In many ways, we find ourselves at a similar juncture, with a rapidly vanishing sequence of hope that started with the successful multilateral negotiation of the “Iran deal”, and ended with the quick unravelling following the last US Presidential election. The Joint Comprehensive Plan of Action (JCPOA) signed in 2015 by Iran was not simply a bilateral agreement giving confidence that Iran wouldn’t engage in nuclear activities beyond those allowed under the NPT framework. It was a truly multilateral solution forcing Iran to: clear past zones of obscurity over its nuclear activities, agree in perpetuity to tighter inspections by the International Atomic Energy Agency (IAEA), use a privileged procurement channel for its nuclear imports, keep its contested enrichment activities at sound levels for periods up to 15 years, and modernise its other sensitive nuclear sites with the cooperation of Chinese and European consortia. The JCPOA was not only a success of P5 and EU diplomacy, but also reinforced the legitimacy of the UN Security Council, which had demonstrated that through patient negotiation and targeted sanction monitoring, it could protect the nuclear world order. 

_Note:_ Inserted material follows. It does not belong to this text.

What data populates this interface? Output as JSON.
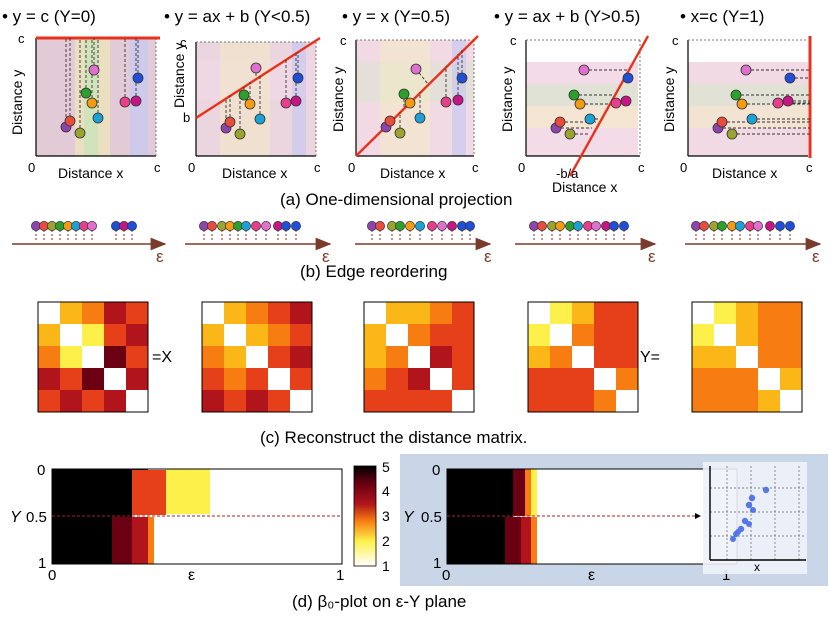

However, all of these successes were shattered by the US President’s decision to leave the JCPOA and unilaterally re-impose massive sanctions against Iran and against non-US private companies tempted by deals in US-sanctioned trade with Iran. By expanding the jurisdiction of US sanctions to its limits, and manipulating the global private sector’s fear of making the wrong connections with potentially exposed businesses, the legal arm of the United States has given new meaning to the notion of preventive warfare. This time, preventive strikes are conceived in an economic rather than military sense, but their legitimacy deserves as much critical engagement from concerned citizens as it received at the time of the Iraq invasion. It would be a mistake to remain silent as the nuclear world order is taken hostage by a global trade dispute between two economic giants of the 21st century (the United States and China), while Europe remains in the passenger seat. Whenever the United States turns to unilateralism, the legitimacy of multilateral rule-making bodies suffers, and with it, their efficiency. Unfortunately, such loss of credit takes time to repair, and the diplomats of tomorrow will have to be as creative and resilient as those of the past if we are to benefit from the establishment of a stable nuclear order.